2013-12-20
来自cslt Wiki
目录
AM development
Sparse DNN
- Optimal Brain Damage(OBD).
- Online OBD held.
- OBD + L1 norm start to investigation.
- Efficient computing
- Conducting rearrangement the matrix structure and compose zero blocks by some smart approaches, leading to better computing speed.
Efficient DNN training
- Moment-based training. With m=0.2 performs the best on WER. 6.8% improvement on WER. Other settings are tried on 0.05,0.1,0.2,..0.6,0.8,1.0.
- Asymmetric window: left 20, right 5. NN accuracy increase by 7%, however WER is a bit worse than the baseline. Move back to Tencent 100h training.
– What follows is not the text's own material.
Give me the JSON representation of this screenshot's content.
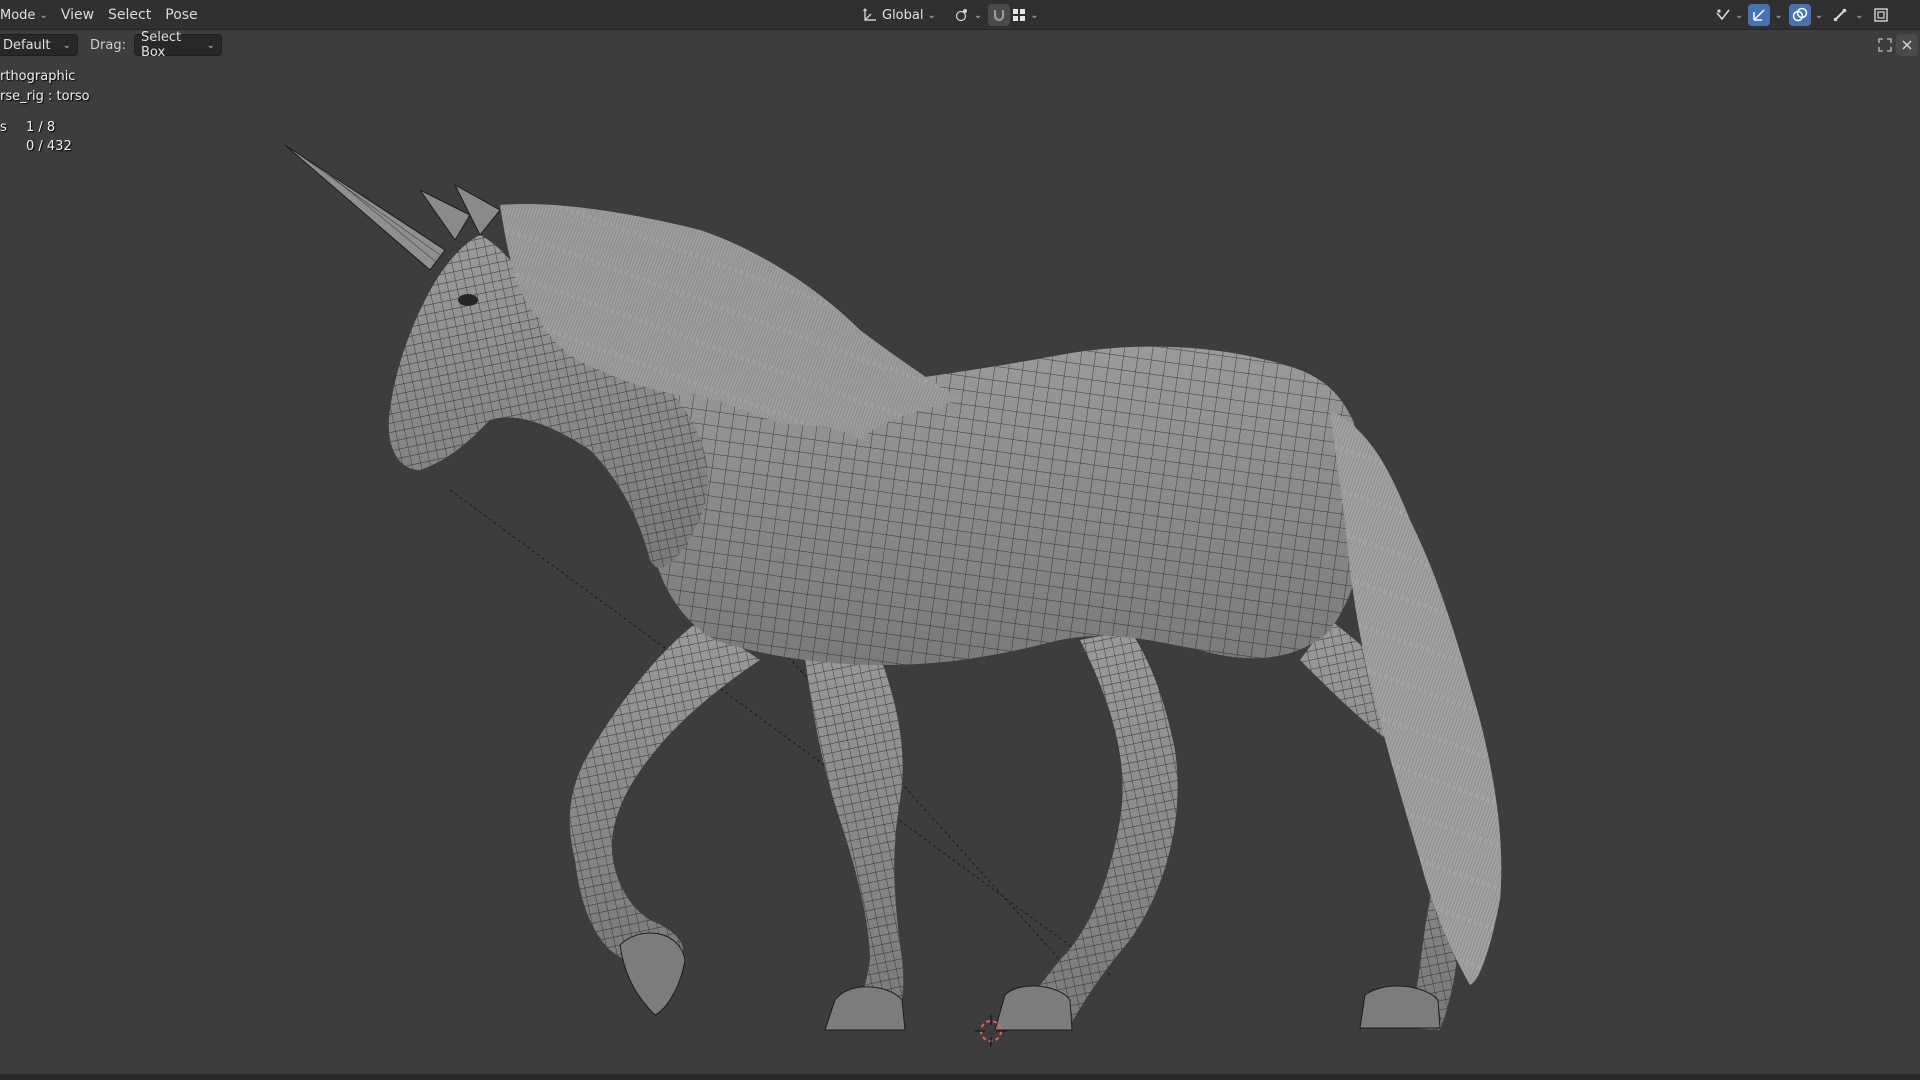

- Frame-skipping is on implementation.
Optimal phoneset
- Experiment 3 phone sets: Tencent, CSLT, PQ
- Some errors occur in pure CHS experiments
Engine optimization
- Investigating LOUDS FST. On progress.
LM development
NN LM
- Trained with 500M QA data, 110k vocabulary.
- Tested on number of hidden layers (DNN), performance is better for some tests, but not for others.
- Tested on larger projection layer, from 256 to 384, the performance is consistently improved.
Embedded development
- Embedded stream mode on progress.
Speech QA
- SP-QA accuracy 45.14% in all the input (18*199).
- Investigate the error patterns:
- 70% errors are caused by incorrect name entity recognition. Working on entity recovery (character, pinyin, ... distance penalty).
- 8% errors are caused by English names. Use class-based LM to solve the problem. Ready to work.
- Use N-best to recover errors in QA.